Hurricane rebuilding responsibility is now shifting from FEMA to the State of Texas. The state now faces a series of critical decisions about how to use the federal funds. The Governor will first decide how to allocate the available funds among the various two types of disaster assistance. The funds will be divided between public infrastructure and direct assistance to individuals to repair or replace damaged or destroyed homes.
It is our strong opinion that housing assistance should be the top priority. Getting Texas families back into their homes should be given priority over granting funds to local governments to reimburse their expenses and to carry out various public improvements. I am pleased to note that Texas Governor Rick Perry generally followed this approach in allocating funds made available for Hurricane Rita rebuilding. In that disaster repair and reconstruction of housing homes got the lion’s share of CDBG funds.
Congress has set a minimum of $139,595,563 for Texas to spend on affordable rental housing. This number is only a spending floor. Given the amount of rental housing damaged by Hurricane Ike this number should be many times greater. There is no federally established minimum level of spending for restoring owner-occupied housing.
The public uproar over the failure for FEMA to adequately provide for the temporary housing needs of Hurricane Ike survivors in Texas, along with the loud indignation expressed by state officials and members of the Congressional delegation, should serve as a warning to state officials that they had better not short change Texan’s long term housing repair and rebuilding needs for the sake of passing CDBG funds to local governments for other purposes. While FEMA is responsible for the short term housing of survivors it is solely up to the State of Texas to provide for long term housing rebuilding using these CDBG funds.

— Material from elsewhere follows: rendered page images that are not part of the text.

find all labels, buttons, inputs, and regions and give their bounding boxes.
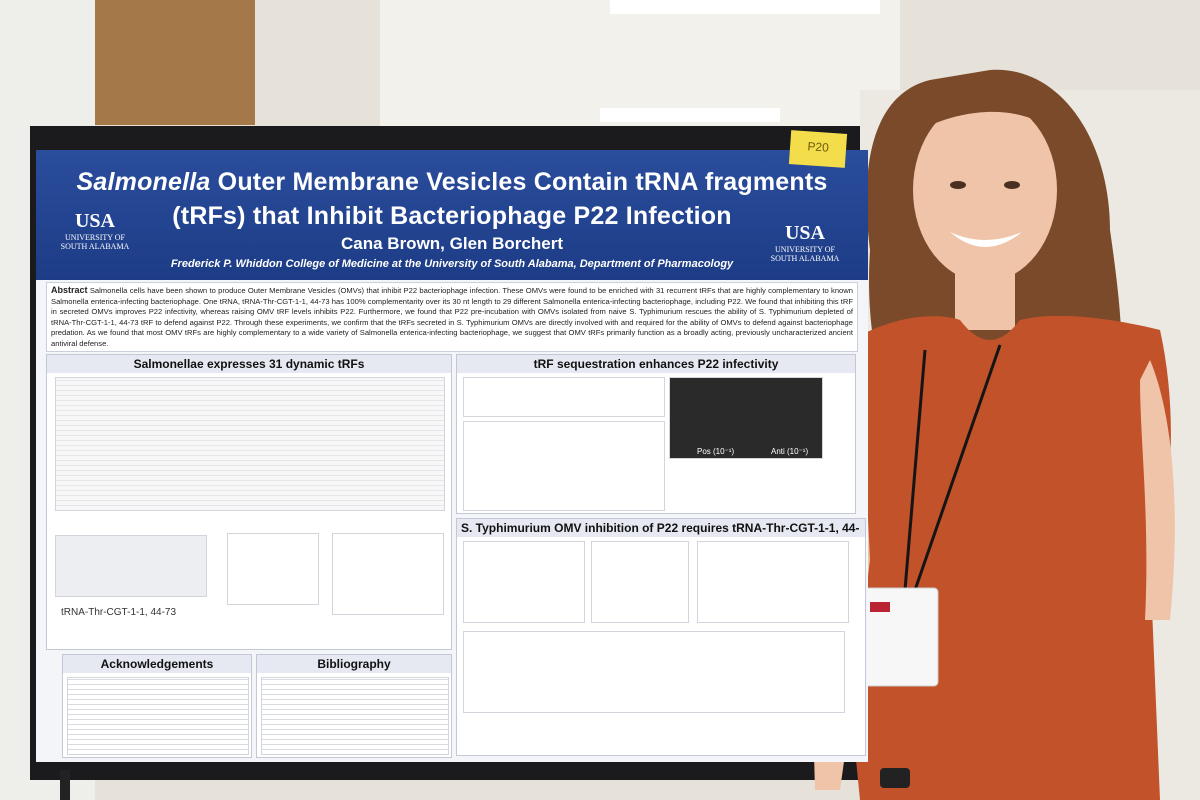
panel: S. Typhimurium OMV inhibition of P22 req…: [456, 518, 866, 756]
logo-name: SOUTH ALABAMA: [60, 242, 130, 251]
title-italic: Salmonella: [76, 168, 211, 196]
eye: [1004, 181, 1020, 189]
logo: USA UNIVERSITY OF SOUTH ALABAMA: [40, 210, 150, 251]
logo-mark: USA: [784, 222, 825, 244]
figure: [463, 631, 845, 713]
logo-mark: USA: [74, 210, 115, 232]
panel-heading: Salmonellae expresses 31 dynamic tRFs: [47, 355, 451, 373]
arm: [1140, 360, 1175, 620]
hair-top: [920, 84, 1060, 140]
table-figure: [55, 377, 445, 511]
badge-logo: [870, 602, 890, 612]
title-line: Salmonella Outer Membrane Vesicles Conta…: [36, 168, 868, 197]
face: [913, 98, 1057, 282]
text-block: [261, 677, 449, 755]
panel-heading: tRF sequestration enhances P22 infectivi…: [457, 355, 855, 373]
authors: Cana Brown, Glen Borchert: [341, 234, 563, 253]
smile: [950, 232, 1022, 247]
logo: USA UNIVERSITY OF SOUTH ALABAMA: [750, 222, 860, 263]
panel-heading: S. Typhimurium OMV inhibition of P22 req…: [457, 519, 865, 537]
affiliation: Frederick P. Whiddon College of Medicine…: [170, 258, 734, 270]
poster: Salmonella Outer Membrane Vesicles Conta…: [36, 150, 868, 762]
title-line: (tRFs) that Inhibit Bacteriophage P22 In…: [172, 202, 732, 230]
logo-name: UNIVERSITY OF: [775, 245, 835, 254]
watch: [880, 768, 910, 788]
panel: Acknowledgements: [62, 654, 252, 758]
abstract: Abstract Salmonella cells have been show…: [46, 282, 858, 352]
sticky-note: P20: [788, 130, 848, 168]
ceiling-light: [600, 108, 780, 122]
plate-label: Anti (10⁻¹): [771, 447, 809, 456]
panel-heading: Bibliography: [257, 655, 451, 673]
plate-photo: [669, 377, 823, 459]
abstract-label: Abstract: [51, 285, 88, 295]
panel: Salmonellae expresses 31 dynamic tRFs tR…: [46, 354, 452, 650]
figure: [227, 533, 319, 605]
panel: Bibliography: [256, 654, 452, 758]
poster-banner: Salmonella Outer Membrane Vesicles Conta…: [36, 150, 868, 280]
panel: tRF sequestration enhances P22 infectivi…: [456, 354, 856, 514]
dress: [838, 315, 1171, 800]
figure: [55, 535, 207, 597]
figure: [463, 421, 665, 511]
abstract-text: Salmonella cells have been shown to prod…: [51, 286, 853, 348]
lanyard: [903, 344, 1002, 591]
figure: [697, 541, 849, 623]
logo-name: SOUTH ALABAMA: [770, 254, 840, 263]
neck: [955, 270, 1015, 330]
figure-label: tRNA-Thr-CGT-1-1, 44-73: [61, 607, 177, 618]
title-text: Outer Membrane Vesicles Contain tRNA fra…: [217, 168, 828, 196]
panel-heading: Acknowledgements: [63, 655, 251, 673]
ceiling-light: [610, 0, 880, 14]
text-block: [67, 677, 249, 755]
plate-label: Pos (10⁻¹): [697, 447, 735, 456]
stand-leg: [60, 770, 70, 800]
door: [95, 0, 255, 125]
figure: [591, 541, 689, 623]
figure: [463, 377, 665, 417]
logo-name: UNIVERSITY OF: [65, 233, 125, 242]
figure: [463, 541, 585, 623]
figure: [332, 533, 444, 615]
eye: [950, 181, 966, 189]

Given the rather (how should I say this?) discretionary nature of the expenditures of the Hurricane Rita CDBG funds that were spent for public infrastructure, the Governor would be wise to prioritize housing. A lot of CDBG funds were spent doing public works improvements that seem to me unrelated to the hurricane. Local officials actually had the nerve to propose that they be allowed to expend CDBG disaster recovery funds for public works projects that were on lists of regular public improvements, prepared before the hurricane and thus clearly were not disaster related expenses. The Texas Department of Housing and Community Affairs (TDHCA), which was administering the Hurricane Rita rebuilding funds for the State said no to this misuse of funds despite the urging of the Texas Office of Rural Community Affairs (ORCA).
One thing I can promise is that this time a light will shine on the public infrastructure funding in a way it was not under Hurricane Rita. Inappropriate, “pork barrel” government agency spending will be contrasted against the unmet housing needs of Texas families. We and many others will make sure of this.
I hear that ORCA will be the lead agency in charge of administering this next round of Hurricane Ike CDBG funds — which, given that agency’s past track record, does not bode well for the appropriate and responsible use of the funds. With the enhanced public attention to this disaster the Governor’s office and HUD both better keep an eye out for the proper allocation of this $1.3 billion.
Given the fact that Texas has received only about 30 cents on the dollar for the uninsured housing damages, Texas is going to need all of the funds it can find to help Texans get back into their homes.